The mayor's office hit back, calling the January memo "politically motivated" and unfounded, vowing to investigate who leaked the memo and defending de Blasio's actions as being in keeping with campaign rules, according to reports.
The memo was revealed as the Board of Elections came under fire for purging more than 120,000 Brooklyn voters off its rolls. The mayor also offered $20 million in incentive funding to the beleaguered agency to improve its performance, according to reports.
In addition, new details emerged in the Mayor's Office's handling of a nursing home on the Lower East Side now slated to become luxury condos.
While de Blasio's office has repeatedly denied any prior knowledge of Allure Group's intention to convert the Rivington House nursing home at 45 Rivington St. to luxury condos after purchasing it from the city — his team not only knew about the plans, they also tried to reverse the move a month before it became public, the New York Post reported.
After the city allowed Allure to change its deed in exchange for $16 million in November 2015 — paving the way for the nonprofit to sell to a luxury condo developer for $116 million — a de Blasio staffer reportedly offered to return the $16 million in an unsuccessful bid to reverse the deal, the Post reported.
The mayor is also facing criticism over his universal pre-Kindergarten push — which he has hailed as a cornerstone of his agenda.
According to the New York Post, De Blasio allegedly used the mayor's Fund for the City of New York to bypass city regulations and pay pre-K providers who were unqualified to get city contracts through official channels.

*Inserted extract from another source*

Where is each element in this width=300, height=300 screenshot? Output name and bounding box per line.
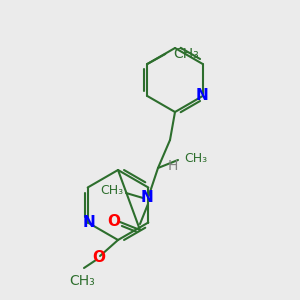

Four day care programs in Brooklyn, Queens and Harlem reportedly got $1.36 million from the city through the mayor's Fund for the City of New York, instead of waiting for approved contracts, in what critics are calling a way to dodge regulations.
The city is now applying for retroactive contracts for the providers, which are no longer providing pre-K under the city's plan, to reimburse the "loans" from the mayor's fund, according to the Post.